= Enlightener Prize =

Award

The Enlightener Prize for Russian-language non-fiction literature ("Prosvetitel"; Премия в области
литературы нон-фикшн «Просветитель») is a literary prize created by the Dynasty Foundation in 2008 by Dmitry Zimin. After the Dynasty Foundation was closed, the project was being supported by the Zimin Foundation. After that project received financial independence.

The Enlightener Prize has made a significant contribution to popularizing non-fiction literature in Russia and became the first award in this field. It focuses not only on the monetary prize, but also on informational support for the laureates. The award's key mission is to introduce readers to the best educational books and draw attention to the non-fiction genre itself.

The prize is 720,000 rubles (approximately $11,386 as of July 2019), authors of the short-listed books will receive 120,000 rubles ($1,900), and publishers of the winning books will receive 130,000 rubles ($2,000) for promoting the books in the market. The purpose of the Prize is to support Russian-speaking scientists and technical writers, who are able to talk simply about the newest discoveries and research.

The third Thursday of November is officially considered Enlightener Day and that is when the ceremony takes place every year.

The 2014 jury was led by the critic Alexander F. Gavrilov.

== Award process ==
Over 150 books are submitted into the competition every year.
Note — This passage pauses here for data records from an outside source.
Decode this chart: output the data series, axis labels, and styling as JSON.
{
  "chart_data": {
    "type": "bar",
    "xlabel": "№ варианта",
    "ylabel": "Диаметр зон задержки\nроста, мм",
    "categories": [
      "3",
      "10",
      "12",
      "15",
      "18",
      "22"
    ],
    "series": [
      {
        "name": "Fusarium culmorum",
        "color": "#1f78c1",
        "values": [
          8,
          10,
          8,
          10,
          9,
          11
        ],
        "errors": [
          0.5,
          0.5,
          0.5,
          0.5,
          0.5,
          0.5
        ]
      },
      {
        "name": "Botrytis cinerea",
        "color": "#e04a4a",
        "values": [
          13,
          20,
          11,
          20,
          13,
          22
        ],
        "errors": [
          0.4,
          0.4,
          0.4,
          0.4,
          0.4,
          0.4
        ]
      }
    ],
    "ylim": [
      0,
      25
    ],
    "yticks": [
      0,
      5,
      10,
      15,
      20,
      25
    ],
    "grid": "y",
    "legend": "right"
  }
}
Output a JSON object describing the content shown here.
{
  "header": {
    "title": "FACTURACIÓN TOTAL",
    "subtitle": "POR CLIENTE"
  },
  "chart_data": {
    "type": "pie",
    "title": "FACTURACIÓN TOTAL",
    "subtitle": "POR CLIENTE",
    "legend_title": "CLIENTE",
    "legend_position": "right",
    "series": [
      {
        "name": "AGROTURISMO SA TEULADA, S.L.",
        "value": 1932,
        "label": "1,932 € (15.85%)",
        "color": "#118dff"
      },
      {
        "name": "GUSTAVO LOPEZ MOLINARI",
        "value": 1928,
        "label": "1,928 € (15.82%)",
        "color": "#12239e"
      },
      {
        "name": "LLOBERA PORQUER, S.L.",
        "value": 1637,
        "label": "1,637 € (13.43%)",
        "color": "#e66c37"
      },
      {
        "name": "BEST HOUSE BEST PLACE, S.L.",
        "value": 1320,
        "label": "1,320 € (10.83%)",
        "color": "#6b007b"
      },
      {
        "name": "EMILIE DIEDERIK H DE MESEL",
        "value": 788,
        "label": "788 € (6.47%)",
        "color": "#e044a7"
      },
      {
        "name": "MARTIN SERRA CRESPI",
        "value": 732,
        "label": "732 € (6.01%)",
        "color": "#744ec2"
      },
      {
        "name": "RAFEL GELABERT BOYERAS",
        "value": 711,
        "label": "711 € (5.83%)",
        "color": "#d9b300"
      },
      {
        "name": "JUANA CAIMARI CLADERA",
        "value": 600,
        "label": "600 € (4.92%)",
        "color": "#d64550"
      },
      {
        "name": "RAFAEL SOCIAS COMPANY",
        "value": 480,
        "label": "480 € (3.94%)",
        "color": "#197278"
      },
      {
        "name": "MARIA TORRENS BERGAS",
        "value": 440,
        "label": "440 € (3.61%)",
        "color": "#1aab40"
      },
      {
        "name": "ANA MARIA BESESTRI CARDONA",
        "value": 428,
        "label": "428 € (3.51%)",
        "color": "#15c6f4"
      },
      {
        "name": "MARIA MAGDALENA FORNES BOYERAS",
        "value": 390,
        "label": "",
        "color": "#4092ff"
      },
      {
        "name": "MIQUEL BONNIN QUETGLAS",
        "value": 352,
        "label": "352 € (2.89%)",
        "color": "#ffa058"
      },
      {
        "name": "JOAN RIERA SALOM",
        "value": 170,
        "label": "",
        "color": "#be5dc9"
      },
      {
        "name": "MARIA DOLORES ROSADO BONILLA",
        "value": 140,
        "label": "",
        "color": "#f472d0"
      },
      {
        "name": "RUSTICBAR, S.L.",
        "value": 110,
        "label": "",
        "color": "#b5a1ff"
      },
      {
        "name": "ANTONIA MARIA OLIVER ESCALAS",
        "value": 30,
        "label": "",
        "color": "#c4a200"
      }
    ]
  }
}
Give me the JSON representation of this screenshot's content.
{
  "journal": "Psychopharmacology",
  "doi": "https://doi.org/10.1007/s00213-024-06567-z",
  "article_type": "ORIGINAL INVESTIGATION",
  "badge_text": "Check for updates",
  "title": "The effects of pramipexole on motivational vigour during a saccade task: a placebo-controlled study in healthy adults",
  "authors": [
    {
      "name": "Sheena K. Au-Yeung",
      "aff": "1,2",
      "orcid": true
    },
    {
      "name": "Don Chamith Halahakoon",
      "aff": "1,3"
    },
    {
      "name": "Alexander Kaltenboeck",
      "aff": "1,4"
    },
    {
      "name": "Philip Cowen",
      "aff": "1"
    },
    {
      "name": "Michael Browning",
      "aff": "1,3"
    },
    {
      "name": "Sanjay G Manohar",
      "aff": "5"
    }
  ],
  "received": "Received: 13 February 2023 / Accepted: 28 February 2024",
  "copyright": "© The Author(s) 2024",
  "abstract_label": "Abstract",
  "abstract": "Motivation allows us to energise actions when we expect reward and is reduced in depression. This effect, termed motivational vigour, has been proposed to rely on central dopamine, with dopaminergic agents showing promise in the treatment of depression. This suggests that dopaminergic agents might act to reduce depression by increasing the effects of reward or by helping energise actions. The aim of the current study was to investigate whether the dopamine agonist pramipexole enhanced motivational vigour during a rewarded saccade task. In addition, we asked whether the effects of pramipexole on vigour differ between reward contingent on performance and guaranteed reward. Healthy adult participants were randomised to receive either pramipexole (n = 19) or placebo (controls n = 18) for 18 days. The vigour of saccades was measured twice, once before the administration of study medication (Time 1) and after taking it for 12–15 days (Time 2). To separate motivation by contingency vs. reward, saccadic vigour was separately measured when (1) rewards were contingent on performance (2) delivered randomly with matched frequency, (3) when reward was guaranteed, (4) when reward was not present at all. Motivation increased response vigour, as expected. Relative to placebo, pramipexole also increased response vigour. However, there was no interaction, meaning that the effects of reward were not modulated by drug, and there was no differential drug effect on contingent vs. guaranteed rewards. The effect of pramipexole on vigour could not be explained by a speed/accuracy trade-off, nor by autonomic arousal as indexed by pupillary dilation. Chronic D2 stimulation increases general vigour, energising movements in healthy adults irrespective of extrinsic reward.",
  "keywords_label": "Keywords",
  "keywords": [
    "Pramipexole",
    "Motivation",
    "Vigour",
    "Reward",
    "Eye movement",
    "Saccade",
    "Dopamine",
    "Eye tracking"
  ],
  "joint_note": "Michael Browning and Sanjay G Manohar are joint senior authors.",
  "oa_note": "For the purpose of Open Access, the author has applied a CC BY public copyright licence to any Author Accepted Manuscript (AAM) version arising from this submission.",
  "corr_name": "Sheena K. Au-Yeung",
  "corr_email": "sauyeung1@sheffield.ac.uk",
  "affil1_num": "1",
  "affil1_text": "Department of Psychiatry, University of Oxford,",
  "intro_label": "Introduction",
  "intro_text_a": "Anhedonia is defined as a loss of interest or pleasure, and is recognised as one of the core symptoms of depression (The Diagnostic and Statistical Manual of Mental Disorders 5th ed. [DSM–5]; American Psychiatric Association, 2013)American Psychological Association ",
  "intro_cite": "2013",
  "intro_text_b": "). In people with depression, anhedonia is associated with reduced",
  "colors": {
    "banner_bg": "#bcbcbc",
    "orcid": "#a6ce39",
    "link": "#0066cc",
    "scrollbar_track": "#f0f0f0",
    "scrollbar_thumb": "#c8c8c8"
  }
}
The Organizing Committee creates a list of 25 works in two categories: Humanities and Natural and Exact Sciences. Topics include ideas, theories, interesting facts, and new discoveries, and they have to be at least 30,000 words. The application must be accompanied by a document which confirms that the author agrees with their participation in the competition, and each book or manuscript can be submitted only once. After that, an independent jury selects 8 short-listed books. A book nominated for the prize must be written in Russian

The Enlightener Prize Council was created in 2012, and it includes jury members, former finalists and authors. Their role is to assist the organizing committee in nominating and evaluating the books submitted.